Robot Series Appearances Notes
Black and Blue Series 7 A clusterbot built by Team Mousetrap. Both halves were equipped with 20kg, 6,000rpm spinning drums.
Crackers 'n' Smash Series 9 Two similarly-sized box-shaped robots with completely different weapons. Crackers weighs 50kg and is equipped with a lifter, while Smash weighs 60kg and features a drum-like vertical spinner.
Gemini Series 4-5, Extreme 1 The first UK series clusterbot, and the most successful heavyweight clusterbot. Only clusterbot to throw an opponent out of the arena. Won Best Design and Most Original Entry awards in Series 4, as well as the Series 4 Pinball Warrior Tournament. Each half equipped with a pneumatic flipping arm.
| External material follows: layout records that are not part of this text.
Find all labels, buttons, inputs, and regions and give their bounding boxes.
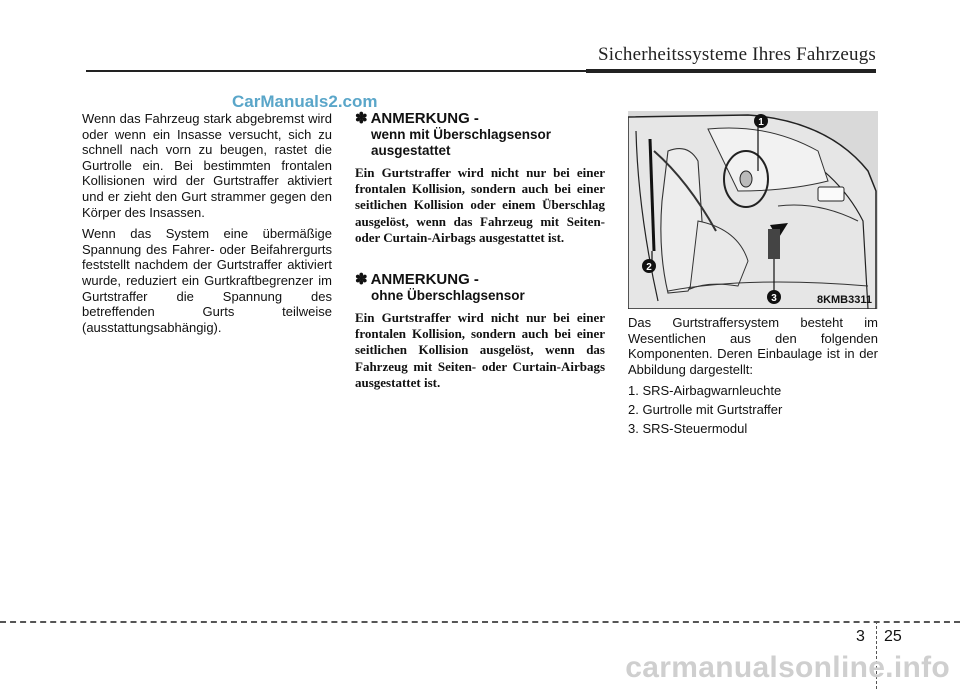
note-rollover-sensor	[355, 111, 605, 246]
paragraph-load-limiter: Wenn das System eine übermäßige Spannung des Fahrer- oder Beifahrergurts feststellt nachdem der Gurtstraffer aktiviert wurde, reduziert ein Gurtkraftbegrenzer im Gurtstraffer die Spannung des betreffenden Gurts teilweise (ausstattungsabhängig).	[82, 226, 332, 335]
note-subtitle: wenn mit Überschlagsensor ausgestattet	[371, 127, 552, 158]
column-left	[82, 111, 332, 341]
note-no-rollover-sensor	[355, 272, 605, 391]
note-title: ANMERKUNG -	[370, 110, 479, 127]
column-right	[628, 111, 878, 440]
page-header-title: Sicherheitssysteme Ihres Fahrzeugs	[597, 44, 876, 65]
paragraph-retractor: Wenn das Fahrzeug stark abgebremst wird oder wenn ein Insasse versucht, sich zu schnell nach vorn zu beugen, rastet die Gurtrolle ein. Bei bestimmten frontalen Kollisionen wird der Gurtstraffer aktiviert und er zieht den Gurt strammer gegen den Körper des Insassen.	[82, 111, 332, 220]
callout-1: 1	[758, 117, 764, 128]
note-star-icon: ✽	[355, 271, 368, 289]
car-interior-drawing	[628, 111, 878, 309]
watermark-bottom: carmanualsonline.info	[625, 651, 950, 684]
callout-3: 3	[771, 293, 777, 304]
note-heading	[355, 111, 605, 127]
callout-2: 2	[646, 262, 652, 273]
list-item: 1. SRS-Airbagwarnleuchte	[628, 383, 782, 399]
header-rule	[86, 70, 876, 72]
note-title: ANMERKUNG -	[370, 271, 479, 289]
note-subtitle: ohne Überschlagsensor	[371, 288, 525, 304]
note-heading	[355, 272, 605, 288]
column-middle	[355, 111, 605, 417]
figure-code: 8KMB3311	[816, 294, 872, 306]
section-number: 3	[856, 628, 865, 645]
note-star-icon: ✽	[355, 110, 368, 127]
page-number: 25	[884, 628, 902, 645]
list-item: 3. SRS-Steuermodul	[628, 421, 748, 437]
list-item: 2. Gurtrolle mit Gurtstraffer	[628, 402, 783, 418]
note-text: Ein Gurtstraffer wird nicht nur bei einer frontalen Kollision, sondern auch bei einer seitlichen Kollision oder einem Überschlag ausgelöst, wenn das Fahrzeug mit Seiten- oder Curtain-Airbags ausgestattet ist.	[355, 165, 605, 245]
note-text: Ein Gurtstraffer wird nicht nur bei einer frontalen Kollision, sondern auch bei einer seitlichen Kollision ausgelöst, wenn das Fahrzeug mit Seiten- oder Curtain-Airbags ausgestattet ist.	[355, 310, 605, 390]
watermark-top: CarManuals2.com	[232, 92, 378, 111]
car-interior-illustration	[628, 111, 878, 309]
paragraph-components-intro: Das Gurtstraffersystem besteht im Wesentlichen aus den folgenden Komponenten. Deren Einbaulage ist in der Abbildung dargestellt:	[628, 315, 878, 377]
footer-rule	[0, 621, 960, 623]
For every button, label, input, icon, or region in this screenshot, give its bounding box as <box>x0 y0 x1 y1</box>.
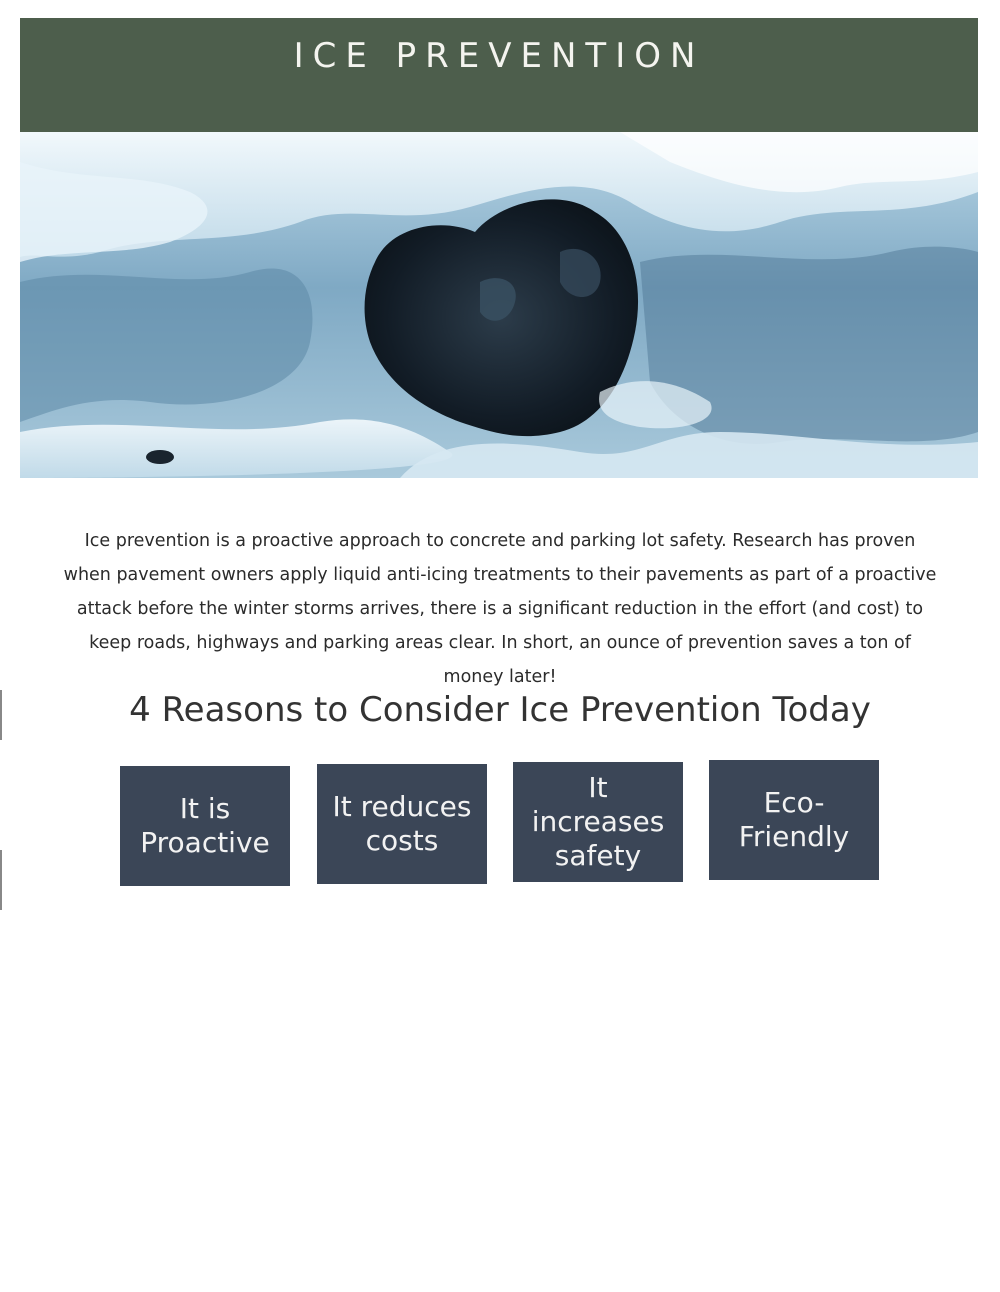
page-title: ICE PREVENTION <box>293 35 705 76</box>
scan-edge-mark <box>0 850 2 910</box>
title-banner <box>20 18 978 132</box>
reason-label: It reduces costs <box>332 790 472 857</box>
reason-label: It is Proactive <box>140 792 270 859</box>
reason-box-reduces-costs <box>317 764 487 884</box>
reason-label: It increases safety <box>531 771 665 872</box>
reason-box-eco-friendly <box>709 760 879 880</box>
intro-paragraph: Ice prevention is a proactive approach to concrete and parking lot safety. Research has proven when pavement owners apply liquid anti-icing treatments to their pavements as part of a proactive attack before the winter storms arrives, there is a significant reduction in the effort (and cost) to keep roads, highways and parking areas clear. In short, an ounce of prevention saves a ton of money later! <box>63 531 937 687</box>
reasons-heading: 4 Reasons to Consider Ice Prevention Today <box>129 690 871 730</box>
scan-edge-mark <box>0 690 2 740</box>
reason-box-proactive <box>120 766 290 886</box>
ice-cave-image <box>20 132 978 478</box>
reason-label: Eco-Friendly <box>738 786 850 853</box>
reason-box-increases-safety <box>513 762 683 882</box>
reasons-row <box>0 760 1000 890</box>
ice-photo <box>20 132 978 478</box>
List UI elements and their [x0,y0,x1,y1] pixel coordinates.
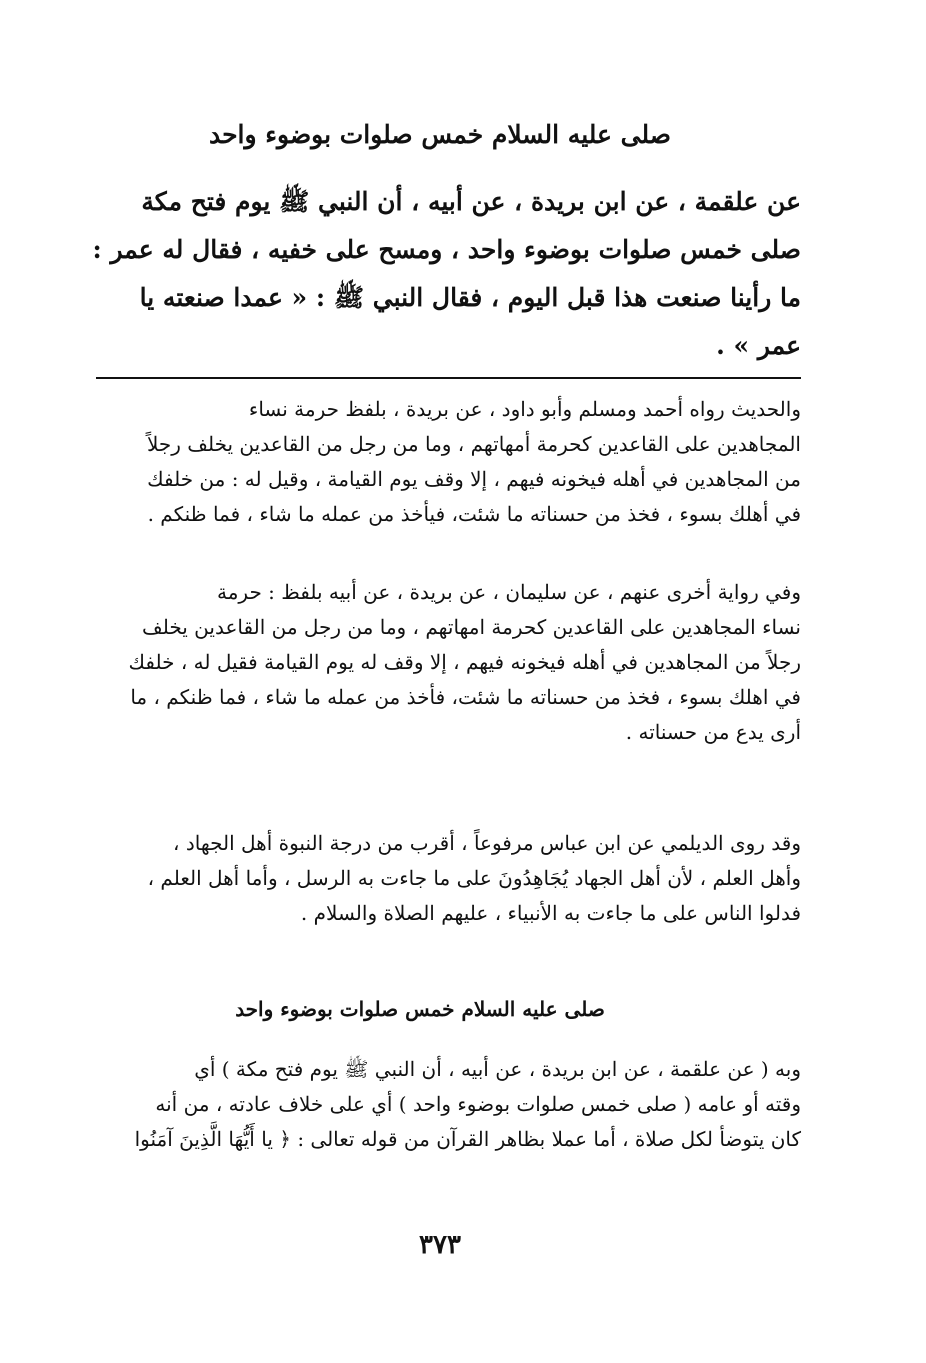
section-heading-top: صلى عليه السلام خمس صلوات بوضوء واحد [208,120,671,149]
explanation-line: كان يتوضأ لكل صلاة ، أما عملا بظاهر القرآن من قوله تعالى : ﴿ يا أَيُّهَا الَّذِينَ آمَنُوا [134,1127,801,1151]
hadith-line: ما رأينا صنعت هذا قبل اليوم ، فقال النبي ﷺ : « عمدا صنعته يا [139,283,801,312]
footnote-divider [96,377,801,379]
hadith-line: صلى خمس صلوات بوضوء واحد ، ومسح على خفيه ، فقال له عمر : [92,235,801,264]
commentary-line: أرى يدع من حسناته . [625,720,801,744]
commentary-line: في أهلك بسوء ، فخذ من حسناته ما شئت، فيأخذ من عمله ما شاء ، فما ظنكم . [147,502,801,526]
commentary-line: وقد روى الديلمي عن ابن عباس مرفوعاً ، أقرب من درجة النبوة أهل الجهاد ، [173,831,801,855]
commentary-line: من المجاهدين في أهله فيخونه فيهم ، إلا وقف يوم القيامة ، وقيل له : من خلفك [147,467,801,491]
hadith-text [78,178,801,370]
commentary-line: رجلاً من المجاهدين في أهله فيخونه فيهم ، إلا وقف له يوم القيامة فقيل له ، خلفك [128,650,801,674]
commentary-line: المجاهدين على القاعدين كحرمة أمهاتهم ، وما من رجل من القاعدين يخلف رجلاً [146,432,801,456]
commentary-line: في اهلك بسوء ، فخذ من حسناته ما شئت، فأخذ من عمله ما شاء ، فما ظنكم ، ما [130,685,801,709]
section-heading-bottom: صلى عليه السلام خمس صلوات بوضوء واحد [235,997,605,1021]
hadith-line: عن علقمة ، عن ابن بريدة ، عن أبيه ، أن النبي ﷺ يوم فتح مكة [141,187,801,216]
commentary-line: وأهل العلم ، لأن أهل الجهاد يُجَاهِدُونَ على ما جاءت به الرسل ، وأما أهل العلم ، [147,866,801,890]
commentary-line: وفي رواية أخرى عنهم ، عن سليمان ، عن بريدة ، عن أبيه بلفظ : حرمة [216,580,801,604]
commentary-line: والحديث رواه أحمد ومسلم وأبو داود ، عن بريدة ، بلفظ حرمة نساء [248,397,801,421]
page-number: ٣٧٣ [419,1230,461,1260]
commentary-paragraph-3 [78,826,801,931]
commentary-paragraph-2 [78,575,801,750]
commentary-line: فدلوا الناس على ما جاءت به الأنبياء ، عليهم الصلاة والسلام . [300,901,801,925]
explanation-line: وقته أو عامه ( صلى خمس صلوات بوضوء واحد ) أي على خلاف عادته ، من أنه [155,1092,801,1116]
commentary-paragraph-1 [78,392,801,532]
commentary-line: نساء المجاهدين على القاعدين كحرمة امهاتهم ، وما من رجل من القاعدين يخلف [142,615,801,639]
explanation-line: وبه ( عن علقمة ، عن ابن بريدة ، عن أبيه ، أن النبي ﷺ يوم فتح مكة ) أي [194,1057,801,1081]
hadith-line: عمر » . [716,331,801,360]
explanation-paragraph [78,1052,801,1157]
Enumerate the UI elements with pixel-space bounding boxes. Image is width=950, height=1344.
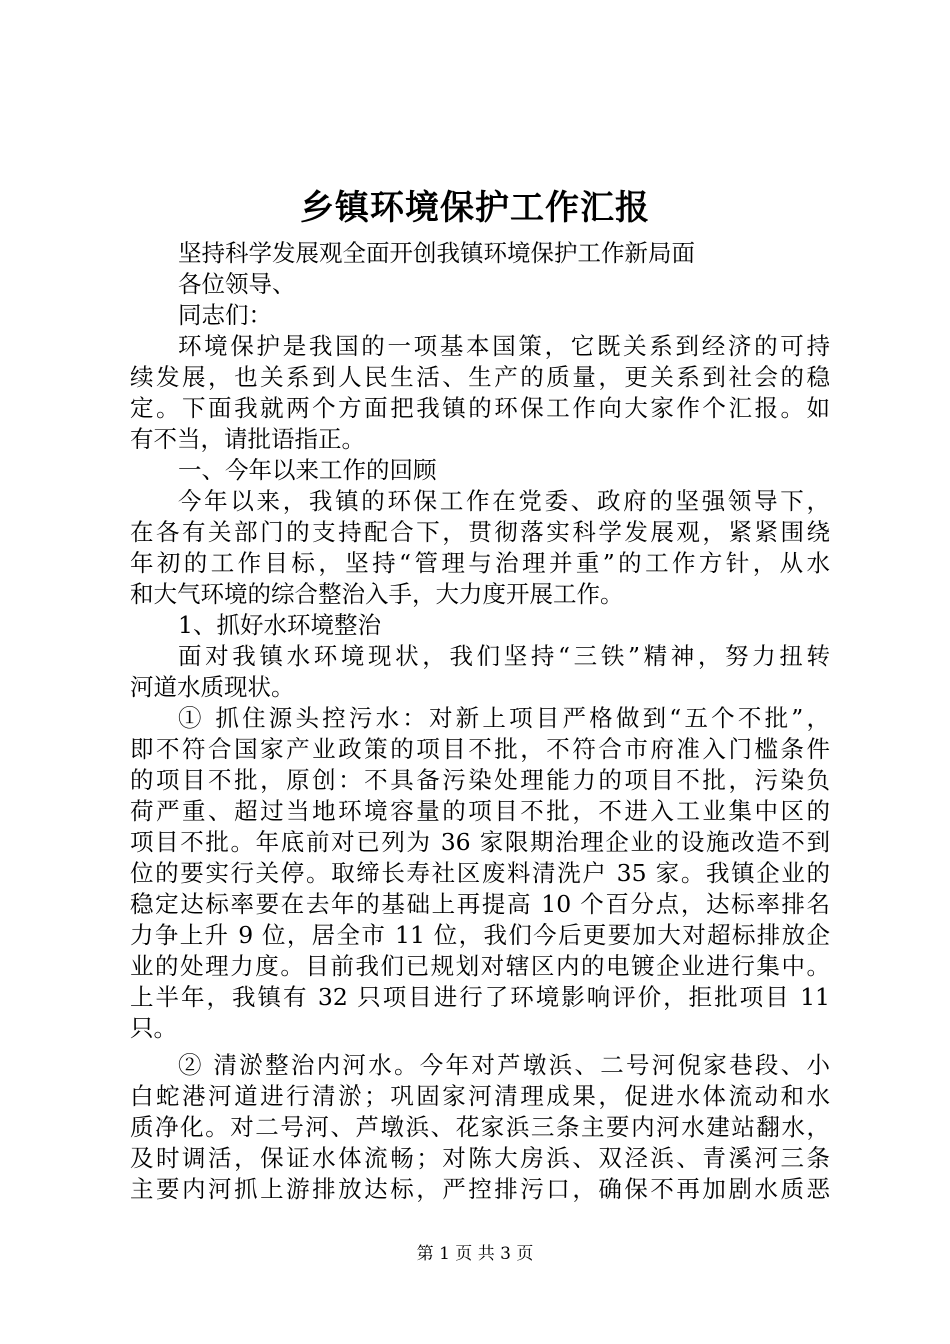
paragraph-line: 的项目不批，原创：不具备污染处理能力的项目不批，污染负: [130, 766, 830, 794]
paragraph-line: 在各有关部门的支持配合下，贯彻落实科学发展观，紧紧围绕: [130, 518, 830, 546]
paragraph-line: 力争上升 9 位，居全市 11 位，我们今后更要加大对超标排放企: [130, 921, 830, 949]
salutation-comrades: 同志们：: [178, 301, 272, 329]
paragraph-line: ② 清淤整治内河水。今年对芦墩浜、二号河倪家巷段、小: [178, 1051, 830, 1079]
subtitle: 坚持科学发展观全面开创我镇环境保护工作新局面: [178, 239, 695, 267]
paragraph-line: 荷严重、超过当地环境容量的项目不批，不进入工业集中区的: [130, 797, 830, 825]
paragraph-line: 稳定达标率要在去年的基础上再提高 10 个百分点，达标率排名: [130, 890, 830, 918]
paragraph-line: 只。: [130, 1014, 177, 1042]
paragraph-line: 项目不批。年底前对已列为 36 家限期治理企业的设施改造不到: [130, 828, 830, 856]
subsection-heading: 1、抓好水环境整治: [178, 611, 381, 639]
paragraph-line: 河道水质现状。: [130, 673, 295, 701]
paragraph-line: 及时调活，保证水体流畅；对陈大房浜、双泾浜、青溪河三条: [130, 1144, 830, 1172]
section-heading: 一、今年以来工作的回顾: [178, 456, 437, 484]
paragraph-line: 今年以来，我镇的环保工作在党委、政府的坚强领导下，: [178, 487, 830, 515]
paragraph-line: 定。下面我就两个方面把我镇的环保工作向大家作个汇报。如: [130, 394, 830, 422]
salutation-leaders: 各位领导、: [178, 270, 296, 298]
paragraph-line: 环境保护是我国的一项基本国策，它既关系到经济的可持: [178, 332, 830, 360]
paragraph-line: 续发展，也关系到人民生活、生产的质量，更关系到社会的稳: [130, 363, 830, 391]
paragraph-line: 白蛇港河道进行清淤；巩固家河清理成果，促进水体流动和水: [130, 1082, 830, 1110]
paragraph-line: 面对我镇水环境现状，我们坚持“三铁”精神，努力扭转: [178, 642, 830, 670]
paragraph-line: 上半年，我镇有 32 只项目进行了环境影响评价，拒批项目 11: [130, 983, 830, 1011]
paragraph-line: 年初的工作目标，坚持“管理与治理并重”的工作方针，从水: [130, 549, 830, 577]
paragraph-line: 业的处理力度。目前我们已规划对辖区内的电镀企业进行集中。: [130, 952, 830, 980]
paragraph-line: 和大气环境的综合整治入手，大力度开展工作。: [130, 580, 624, 608]
paragraph-line: 位的要实行关停。取缔长寿社区废料清洗户 35 家。我镇企业的: [130, 859, 830, 887]
paragraph-line: 主要内河抓上游排放达标，严控排污口，确保不再加剧水质恶: [130, 1175, 830, 1203]
document-title: 乡镇环境保护工作汇报: [300, 188, 650, 228]
paragraph-line: 质净化。对二号河、芦墩浜、花家浜三条主要内河水建站翻水，: [130, 1113, 830, 1141]
document-body: [130, 238, 830, 1205]
paragraph-line: 有不当，请批语指正。: [130, 425, 365, 453]
page-footer: 第 1 页 共 3 页: [416, 1244, 534, 1264]
paragraph-line: ① 抓住源头控污水：对新上项目严格做到“五个不批”，: [178, 704, 830, 732]
paragraph-line: 即不符合国家产业政策的项目不批，不符合市府准入门槛条件: [130, 735, 830, 763]
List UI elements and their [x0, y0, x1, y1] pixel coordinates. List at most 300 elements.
Legion Extreme 1 Only Antweight clusterbot. Each half equipped with a flipping arm.
Meggamouse Series 9 Included the main Meggamouse robot with a minibot Charles, shaped like a wedge of cheese.
Nuts Series 8-9 Only clusterbot in the UK series so far to be made up of more than two robots. Comprised of one heavyweight robot (Nuts) plus two small wedge-shaped minibots. Returned for Series 9 with three redesigned minibots.
Psycho Chicken US Season 2 The first competitor in any series to use a minibot, competing alongside an egg-shaped robot called Scramble.
Terror Turtle Series 8 Comprised of a lighter version of Terror Turtle, plus a 21.5kg minibot called The Hatchling.
Typhoon Twins Extreme 2 Comprising Lightweight champion Typhoon Thunder and identical robot Typhoon Lightning, both with full-body spinners.
√3 Dutch Series 2 First three-part clusterbot to appear in any series and first clusterbot to feature non-identical designs for each robot. The wedge-shaped S.O.Xbot and box-shaped Elevation both featured flipping arms, while ODT-0.33 featured a simple wedge.